It made its combat debut in the 1991 Gulf War, where it flew more than 8,000 sorties while destroying a big chunk of the Iraqi military: 987 tanks, 926 artillery pieces, 501 armored personnel carriers, and 1,106 trucks. Only six A-10s were lost. It has since flown in action over Kosovo, Afghanistan and Iraq, again. Tales like this have made it the grunts’ best friend.
“The A-10 was somewhat forced on a reluctant Air Force by the needs of the Army,” that 2010 Air Force report said. “The Air Force believed that fighters that were not otherwise engaged could take on close-air support when needed.” The Army disagreed: it “needed an aircraft that could carry a great amount of ordnance, loiter in the area for some time with excellent maneuverability, and had the ability to take hits from enemy ground fire.” Ultimately, the Air Force agreed to field the A-10, many experts believe, “to keep the Army from taking over the close-air support mission.”
Last week, 35 lawmakers told Pentagon leaders they would “oppose any effort” by the Air Force to ground its A-10s beginning next fall because it would “unnecessarily endanger our service members in future conflicts.”
One of the leaders of the effort is Senator Kelly Ayotte, R-N.H., a member of the armed services committee. “Many soldiers and Marines are alive today because of the unique capabilities of the A-10, as well as the focused close-air support training and dedicated close-air support culture of A-10 pilots,” the lawmakers’ Nov. 13 letter said. Ayotte should know: her husband, Joe Daley, flew A-10s in the first Gulf War.
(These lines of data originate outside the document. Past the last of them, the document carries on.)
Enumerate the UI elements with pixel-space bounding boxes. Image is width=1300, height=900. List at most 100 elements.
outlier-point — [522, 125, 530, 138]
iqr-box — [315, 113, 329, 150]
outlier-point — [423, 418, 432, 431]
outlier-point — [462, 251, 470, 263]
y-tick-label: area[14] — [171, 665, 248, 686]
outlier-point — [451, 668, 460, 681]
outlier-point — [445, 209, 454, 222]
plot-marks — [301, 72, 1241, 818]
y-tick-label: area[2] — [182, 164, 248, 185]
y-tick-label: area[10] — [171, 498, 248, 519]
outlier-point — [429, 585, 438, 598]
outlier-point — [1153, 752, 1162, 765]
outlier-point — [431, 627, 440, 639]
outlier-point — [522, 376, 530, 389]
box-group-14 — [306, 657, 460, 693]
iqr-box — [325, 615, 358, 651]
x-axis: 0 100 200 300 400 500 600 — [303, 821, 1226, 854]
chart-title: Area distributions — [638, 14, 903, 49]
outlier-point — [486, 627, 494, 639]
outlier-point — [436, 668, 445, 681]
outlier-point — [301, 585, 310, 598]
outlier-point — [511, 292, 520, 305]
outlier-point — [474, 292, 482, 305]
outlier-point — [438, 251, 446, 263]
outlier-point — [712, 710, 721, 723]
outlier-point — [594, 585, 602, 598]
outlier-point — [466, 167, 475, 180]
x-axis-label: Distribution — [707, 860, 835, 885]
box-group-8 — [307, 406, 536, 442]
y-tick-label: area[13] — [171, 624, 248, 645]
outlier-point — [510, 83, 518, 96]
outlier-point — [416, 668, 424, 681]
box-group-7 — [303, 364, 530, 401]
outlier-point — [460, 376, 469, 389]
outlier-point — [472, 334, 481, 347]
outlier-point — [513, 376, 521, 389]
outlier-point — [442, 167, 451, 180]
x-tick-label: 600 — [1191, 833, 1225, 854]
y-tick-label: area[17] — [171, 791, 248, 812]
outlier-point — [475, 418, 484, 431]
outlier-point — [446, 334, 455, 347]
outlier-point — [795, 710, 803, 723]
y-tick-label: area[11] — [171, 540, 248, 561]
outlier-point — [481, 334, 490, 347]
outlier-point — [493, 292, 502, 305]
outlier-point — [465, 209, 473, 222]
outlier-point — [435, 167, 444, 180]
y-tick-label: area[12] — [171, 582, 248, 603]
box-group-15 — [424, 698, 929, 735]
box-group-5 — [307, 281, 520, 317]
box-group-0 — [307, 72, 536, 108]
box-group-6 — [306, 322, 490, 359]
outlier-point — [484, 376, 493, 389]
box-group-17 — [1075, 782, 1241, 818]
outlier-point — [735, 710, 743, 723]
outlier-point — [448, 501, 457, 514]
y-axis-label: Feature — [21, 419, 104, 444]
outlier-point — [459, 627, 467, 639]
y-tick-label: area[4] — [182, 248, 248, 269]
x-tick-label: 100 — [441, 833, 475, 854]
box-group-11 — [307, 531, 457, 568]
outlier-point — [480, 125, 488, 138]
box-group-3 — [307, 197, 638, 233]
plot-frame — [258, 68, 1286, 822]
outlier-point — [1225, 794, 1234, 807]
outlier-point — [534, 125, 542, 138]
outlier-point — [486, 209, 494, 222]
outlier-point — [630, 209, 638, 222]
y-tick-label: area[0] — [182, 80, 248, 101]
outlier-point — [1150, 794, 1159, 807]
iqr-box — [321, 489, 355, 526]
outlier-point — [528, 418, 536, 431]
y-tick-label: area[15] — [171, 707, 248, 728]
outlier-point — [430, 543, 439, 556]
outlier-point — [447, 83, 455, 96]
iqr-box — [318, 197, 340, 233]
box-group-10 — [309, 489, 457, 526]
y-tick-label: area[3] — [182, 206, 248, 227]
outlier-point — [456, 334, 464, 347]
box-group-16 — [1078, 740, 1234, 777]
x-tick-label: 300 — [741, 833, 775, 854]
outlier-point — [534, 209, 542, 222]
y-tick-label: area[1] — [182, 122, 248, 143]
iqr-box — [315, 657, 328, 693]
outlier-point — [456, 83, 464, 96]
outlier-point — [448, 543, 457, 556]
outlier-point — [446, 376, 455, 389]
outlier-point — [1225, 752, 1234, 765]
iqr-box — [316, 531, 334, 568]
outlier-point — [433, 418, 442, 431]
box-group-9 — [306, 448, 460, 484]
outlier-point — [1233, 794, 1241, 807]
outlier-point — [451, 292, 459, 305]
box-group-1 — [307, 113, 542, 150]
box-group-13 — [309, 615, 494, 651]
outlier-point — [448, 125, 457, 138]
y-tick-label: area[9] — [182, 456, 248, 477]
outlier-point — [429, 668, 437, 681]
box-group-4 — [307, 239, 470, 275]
In some ways, the F-35’s woes could be the A-10’s salvation. Ayotte is readying an amendment that would order the Air Force to keep its A-10s flying until its F-35s are fully operational. That’s currently slated to happen in 2021.
The Air Force, apparently, isn’t taking any chances. On Tuesday, the Northrop Grumman Corp. announced it had landed Air Force contracts totaling $24 million “required to keep the A-10 weapon system viable through 2028 and beyond.”